Seattle Jewish Federation fury at “inadequate” response to alleged antisemitism by senior policeman
A Seattle Jewish organisation has described the official reaction to antisemitic acts allegedly perpetrated by a senior police officer as “completely inadequate” and “an affront” to the Jewish community.
The criticism from the Jewish Federation of Greater Seattle (JFGS) follows the response by city officials in the Kent area of Seattle, Washington, to offences in the summer of 2021 when Assistant Police Chief Derek Kammerzell allegedly posted a Nazi military insignia on his office door and made jokes about the Holocaust.
Mr Kammerzell was suspended for two weeks and ordered to attend cultural-sensitivity training. His claim that he did not know the symbol was of Nazi origin was accepted. In a statement released at the end of the year, Kent officials said that, based on labour law and on advice from two law firms that had reviewed the case, they believed a two-week suspension was “an appropriate and defensible response.”
JFGS described the response as “inexcusable” and said that it demonstrated “a complete lack of understanding of the impact” on the local Jewish community.

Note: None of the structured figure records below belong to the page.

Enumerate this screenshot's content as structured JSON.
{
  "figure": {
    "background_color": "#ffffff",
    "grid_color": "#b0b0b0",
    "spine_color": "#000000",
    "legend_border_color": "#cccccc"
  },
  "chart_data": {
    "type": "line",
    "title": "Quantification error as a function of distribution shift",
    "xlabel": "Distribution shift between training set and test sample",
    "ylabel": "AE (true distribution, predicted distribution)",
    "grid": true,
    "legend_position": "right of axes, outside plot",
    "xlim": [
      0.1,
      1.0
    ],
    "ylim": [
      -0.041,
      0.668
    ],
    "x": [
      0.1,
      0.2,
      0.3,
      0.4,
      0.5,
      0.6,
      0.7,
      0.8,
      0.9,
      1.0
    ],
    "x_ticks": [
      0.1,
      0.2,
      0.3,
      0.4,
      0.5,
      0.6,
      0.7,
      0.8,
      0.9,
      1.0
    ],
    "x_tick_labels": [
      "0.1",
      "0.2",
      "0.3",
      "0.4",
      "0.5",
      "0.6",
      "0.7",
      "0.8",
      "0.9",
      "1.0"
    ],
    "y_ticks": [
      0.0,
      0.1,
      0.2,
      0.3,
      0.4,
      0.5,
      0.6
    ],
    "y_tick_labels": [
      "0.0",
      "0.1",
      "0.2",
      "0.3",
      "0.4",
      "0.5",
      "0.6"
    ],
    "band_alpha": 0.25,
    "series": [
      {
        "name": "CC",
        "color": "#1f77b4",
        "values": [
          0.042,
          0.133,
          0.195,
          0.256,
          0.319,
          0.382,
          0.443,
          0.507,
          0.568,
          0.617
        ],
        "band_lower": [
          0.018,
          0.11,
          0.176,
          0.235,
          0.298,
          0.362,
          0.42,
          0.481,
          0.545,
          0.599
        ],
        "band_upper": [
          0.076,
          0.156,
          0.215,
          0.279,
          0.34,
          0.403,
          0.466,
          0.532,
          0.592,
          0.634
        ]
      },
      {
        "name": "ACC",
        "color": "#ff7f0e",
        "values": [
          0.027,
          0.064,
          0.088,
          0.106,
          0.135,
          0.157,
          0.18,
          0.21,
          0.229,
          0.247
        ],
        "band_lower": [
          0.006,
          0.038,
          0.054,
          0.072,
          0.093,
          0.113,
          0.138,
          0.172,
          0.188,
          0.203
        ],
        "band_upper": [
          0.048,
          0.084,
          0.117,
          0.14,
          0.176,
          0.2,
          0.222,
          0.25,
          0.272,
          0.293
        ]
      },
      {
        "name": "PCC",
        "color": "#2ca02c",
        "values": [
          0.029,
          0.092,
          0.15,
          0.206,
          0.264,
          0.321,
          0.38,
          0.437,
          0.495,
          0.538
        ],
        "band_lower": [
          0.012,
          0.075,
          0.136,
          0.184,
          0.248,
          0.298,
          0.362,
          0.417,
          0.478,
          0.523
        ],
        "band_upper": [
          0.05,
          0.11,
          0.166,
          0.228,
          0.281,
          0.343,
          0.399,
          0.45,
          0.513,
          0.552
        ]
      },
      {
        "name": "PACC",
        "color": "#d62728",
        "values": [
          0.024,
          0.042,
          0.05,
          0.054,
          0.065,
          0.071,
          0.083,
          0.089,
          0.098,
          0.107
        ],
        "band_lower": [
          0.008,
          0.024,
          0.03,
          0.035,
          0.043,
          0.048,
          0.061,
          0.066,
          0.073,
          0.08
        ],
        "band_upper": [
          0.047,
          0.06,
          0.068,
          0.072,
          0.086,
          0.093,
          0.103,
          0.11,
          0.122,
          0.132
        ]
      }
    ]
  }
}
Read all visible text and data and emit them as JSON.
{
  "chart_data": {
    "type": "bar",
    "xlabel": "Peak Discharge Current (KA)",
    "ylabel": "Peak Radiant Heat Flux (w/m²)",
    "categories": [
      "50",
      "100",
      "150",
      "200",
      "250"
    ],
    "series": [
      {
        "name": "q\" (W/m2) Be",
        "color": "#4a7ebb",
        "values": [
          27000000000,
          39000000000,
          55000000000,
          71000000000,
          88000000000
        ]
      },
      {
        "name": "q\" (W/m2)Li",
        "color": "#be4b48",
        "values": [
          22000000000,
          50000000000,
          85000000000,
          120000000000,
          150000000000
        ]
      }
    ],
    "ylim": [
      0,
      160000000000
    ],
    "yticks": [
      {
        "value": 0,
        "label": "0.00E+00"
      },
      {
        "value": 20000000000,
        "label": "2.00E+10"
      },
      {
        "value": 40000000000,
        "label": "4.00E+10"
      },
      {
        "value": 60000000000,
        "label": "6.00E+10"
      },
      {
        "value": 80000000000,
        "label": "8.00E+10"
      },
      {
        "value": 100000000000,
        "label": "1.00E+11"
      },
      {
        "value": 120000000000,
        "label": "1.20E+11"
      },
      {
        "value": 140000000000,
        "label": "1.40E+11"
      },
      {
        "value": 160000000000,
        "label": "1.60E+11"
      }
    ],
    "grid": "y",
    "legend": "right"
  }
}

The group described the two-week suspension and sensitivity-training as “completely inadequate, especially at a time when incidents of hate against the Jewish people are higher than they’ve been in almost 45 years.”
JFGS called on the City of Kent to “publicly recognise the harm and hurt” caused to the Jewish community, adding that the “absence of true accountability” and “the sheer lack of consequences” were “shocking.”
This was an affront to the entire Puget Sound Jewish community, the group said said, adding: “Synagogues, Jewish community centres, and Jewish organisations rely on lawenforcement to help protect them from violent, antisemitic attacks.”